The role of bars in quenching star formation from z = 3 to the present epoch. Halpha3: an Halpha imaging survey of HI selected galaxies from ALFALFA, VI

TL;DR

This study investigates how galactic bars influence the quenching of star formation in galaxies from redshift 3 to the present, highlighting their role in the evolution of galaxy properties and star formation activity.

Contribution

It introduces a model linking strong bars to rapid star formation quenching, supported by observational data across different redshifts and galaxy masses.

Findings

Strong bars increase with galaxy mass in local galaxies.

Bars can rapidly quench star formation in galaxy centers.
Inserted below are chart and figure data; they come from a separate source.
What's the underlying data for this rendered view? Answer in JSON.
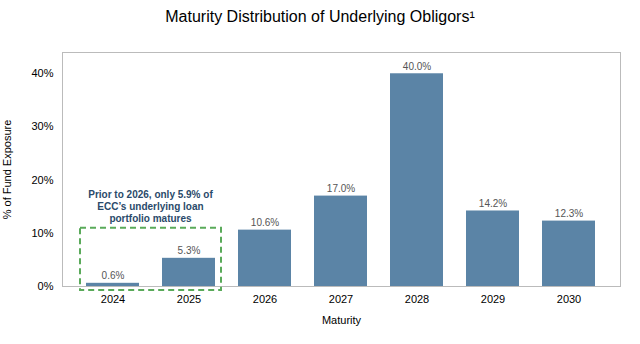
{
  "chart_data": {
    "type": "bar",
    "title": "Maturity Distribution of Underlying Obligors¹",
    "xlabel": "Maturity",
    "ylabel": "% of Fund Exposure",
    "categories": [
      "2024",
      "2025",
      "2026",
      "2027",
      "2028",
      "2029",
      "2030"
    ],
    "values": [
      0.6,
      5.3,
      10.6,
      17.0,
      40.0,
      14.2,
      12.3
    ],
    "value_labels": [
      "0.6%",
      "5.3%",
      "10.6%",
      "17.0%",
      "40.0%",
      "14.2%",
      "12.3%"
    ],
    "data_labels": true,
    "color": "#5b84a6",
    "ylim": [
      0,
      44
    ],
    "yticks": [
      {
        "value": 0,
        "label": "0%"
      },
      {
        "value": 10,
        "label": "10%"
      },
      {
        "value": 20,
        "label": "20%"
      },
      {
        "value": 30,
        "label": "30%"
      },
      {
        "value": 40,
        "label": "40%"
      }
    ],
    "grid": false,
    "annotation": {
      "text": "Prior to 2026, only 5.9% of\nECC’s underlying loan\nportfolio matures",
      "categories": [
        "2024",
        "2025"
      ],
      "color": "#5aaa5a"
    }
  }
}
The model reproduces the evolution of the quenching threshold with redshift.

Abstract

A growing body of evidence indicates that the star formation rate per unit stellar mass (sSFR) decreases with increasing mass in normal "main-sequence" star forming galaxies. Many processes have been advocated as responsible for such a trend (also known as mass quenching), e.g., feedback from active galactic nuclei (AGNs), and the formation of classical bulges. We determine a refined star formation versus stellar mass relation in the local Universe. To this aim we use the Halpha narrow-band imaging follow-up survey (Halpha3) of field galaxies selected from the HI Arecibo Legacy Fast ALFA Survey (ALFALFA) in the Coma and Local superclusters. By complementing this local determination with high-redshift measurements from the literature, we reconstruct the star formation history of main-sequence galaxies as a function of stellar mass from the present epoch up to z=3. In agreement with previous studies, our analysis shows that quenching mechanisms occur above a threshold stellar mass M_knee that evolves with redshift as propto (1+z)^{2}. Moreover, visual morphological classification of individual objects in our local sample reveals a sharp increase in the fraction of visually-classified strong bars with mass, hinting that strong bars may contribute to the observed downturn in the sSFR above M_knee. We test this hypothesis using a simple but physically-motivated numerical model for bar formation, finding that strong bars can rapidly quench star formation in the central few kpc of field galaxies. We conclude that strong bars contribute significantly to the red colors observed in the inner parts of massive galaxies, although additional mechanisms are likely required to quench the star formation in the outer regions of massive spiral galaxies. Intriguingly, when we extrapolate our model to higher redshifts, we successfully recover the observed redshift evolution for M_knee.